The signatories below support strategies that give low- and middle-income families financial help in affording high-quality child care so parents can succeed at work; that reflect families’ preferences and needs for child care; that fund salaries needed to attract and retain well-qualified child care professionals; and that give children the early learning experiences they need to succeed in school and in life and to become productive members of the future workforce.

We hope to work with your Administration in its first 100 days to help hard-working families succeed through significant new investments in child care. We encourage you to make an initial investment in child care because it would shore up our nation’s infrastructure. Child care is a vital part of our national infrastructure that is central to working families, communities, and the current and future economic success of our country. When we invest in building the best roads and bridges, we need to make sure that the workers building those roads and bridges have the best child care for their children. Simply put, parents cannot work if they do not have child care. As you have noted, today’s workforce includes 73.5 million women, which represents 47 percent of the entire U.S. labor force. About 25.5 million of these women in the labor force have children under age 18, including over 10 million who have children under age six. These women need to work to help support their families, but the high cost of child care often makes this impossible.

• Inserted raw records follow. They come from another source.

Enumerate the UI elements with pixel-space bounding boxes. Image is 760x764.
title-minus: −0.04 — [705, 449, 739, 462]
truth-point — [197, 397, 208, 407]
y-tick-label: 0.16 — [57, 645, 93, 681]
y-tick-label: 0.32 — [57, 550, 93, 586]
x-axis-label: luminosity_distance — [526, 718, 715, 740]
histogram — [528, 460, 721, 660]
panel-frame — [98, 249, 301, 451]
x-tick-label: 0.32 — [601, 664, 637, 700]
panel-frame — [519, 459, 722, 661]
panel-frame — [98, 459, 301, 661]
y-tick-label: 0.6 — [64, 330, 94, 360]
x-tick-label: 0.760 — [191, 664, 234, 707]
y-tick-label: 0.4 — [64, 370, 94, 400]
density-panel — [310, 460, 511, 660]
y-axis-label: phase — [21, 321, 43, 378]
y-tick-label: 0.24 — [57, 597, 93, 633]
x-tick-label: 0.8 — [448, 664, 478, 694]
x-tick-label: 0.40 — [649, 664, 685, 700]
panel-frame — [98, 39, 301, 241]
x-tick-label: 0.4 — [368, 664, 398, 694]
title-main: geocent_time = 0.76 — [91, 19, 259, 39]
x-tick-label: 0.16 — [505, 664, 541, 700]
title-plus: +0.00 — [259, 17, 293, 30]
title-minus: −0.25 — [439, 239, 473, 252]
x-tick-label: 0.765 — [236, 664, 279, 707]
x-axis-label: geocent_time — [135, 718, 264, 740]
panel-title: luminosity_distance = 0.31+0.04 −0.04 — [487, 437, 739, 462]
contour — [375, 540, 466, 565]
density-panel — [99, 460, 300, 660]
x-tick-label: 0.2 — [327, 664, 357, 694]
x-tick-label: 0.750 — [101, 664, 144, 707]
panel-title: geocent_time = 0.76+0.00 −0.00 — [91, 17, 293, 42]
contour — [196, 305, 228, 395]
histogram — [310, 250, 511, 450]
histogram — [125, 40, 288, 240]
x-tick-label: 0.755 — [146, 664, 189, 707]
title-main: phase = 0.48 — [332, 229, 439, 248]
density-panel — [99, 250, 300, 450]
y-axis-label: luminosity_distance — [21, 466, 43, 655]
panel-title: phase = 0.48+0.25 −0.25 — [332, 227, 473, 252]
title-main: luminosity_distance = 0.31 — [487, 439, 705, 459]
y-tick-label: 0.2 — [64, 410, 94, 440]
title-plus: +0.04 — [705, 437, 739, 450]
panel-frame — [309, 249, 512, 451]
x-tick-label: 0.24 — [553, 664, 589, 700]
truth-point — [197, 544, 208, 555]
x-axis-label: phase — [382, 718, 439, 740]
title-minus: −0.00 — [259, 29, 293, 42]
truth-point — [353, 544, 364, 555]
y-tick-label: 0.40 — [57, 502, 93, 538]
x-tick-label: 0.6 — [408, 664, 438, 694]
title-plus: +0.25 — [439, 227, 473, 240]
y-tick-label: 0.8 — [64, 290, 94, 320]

The most effective, efficient way to invest in child care would be through a substantial increase in funding for the Child Care and Development Block Grant (CCDBG), our major federal child care program. The program, which provides vouchers directly to working families to help them afford the child care of their choice, is serving just one out of six children eligible for help, and the number of children receiving assistance has been steadily declining over the past several years due to insufficient federal funding. In 2014, Congress reauthorized the program—with broad bipartisan support—to protect the health and safety of children in child care and remove bureaucratic hurdles to families’ getting and keeping child care assistance. By investing in this program, you can immediately provide greater opportunity to more low- and middle-income parents and help them get to work building highways, bridges, airports, and other projects.

Increased funding should also be used to expand the supply of child care. Child care employs millions of individuals in small and large businesses. Infrastructure funds should be used to upgrade and expand existing child care centers, build new child care centers, and cover start-up costs for small family child care businesses. The funding should be used to improve the quality of child care jobs as well—these jobs currently pay, on average, less than $11 an hour. When child care professionals are well-paid and have good working conditions, child care is more likely to be high-quality and provide a safer and more enriching setting for children so they can thrive.

Investments in child care should be targeted at those families who have been struggling the most in this economy. We need to make sure that these families are no longer overlooked and that they get the affordable, stable, high-quality child care they need to get and keep a job and their children need to encourage their learning and growth.

We look forward to working with you and with Congress to make these investments, that would benefit our children, our families, and our country.



Advocates for Children and Youth

Anne Arundel County Family Child Association

Baltimore County Family Child Care Association

Charles County Family Day Care Association

Family Child Care Association of Montgomery County, Inc.

Family Day Care Association of Harford County

Howard County Family Child Care Association

Maryland Association for the Education of Young Children

Maryland Family Network

Maryland State Family Child Care Association, Inc.

Prince George’s Child Resource Center, Inc.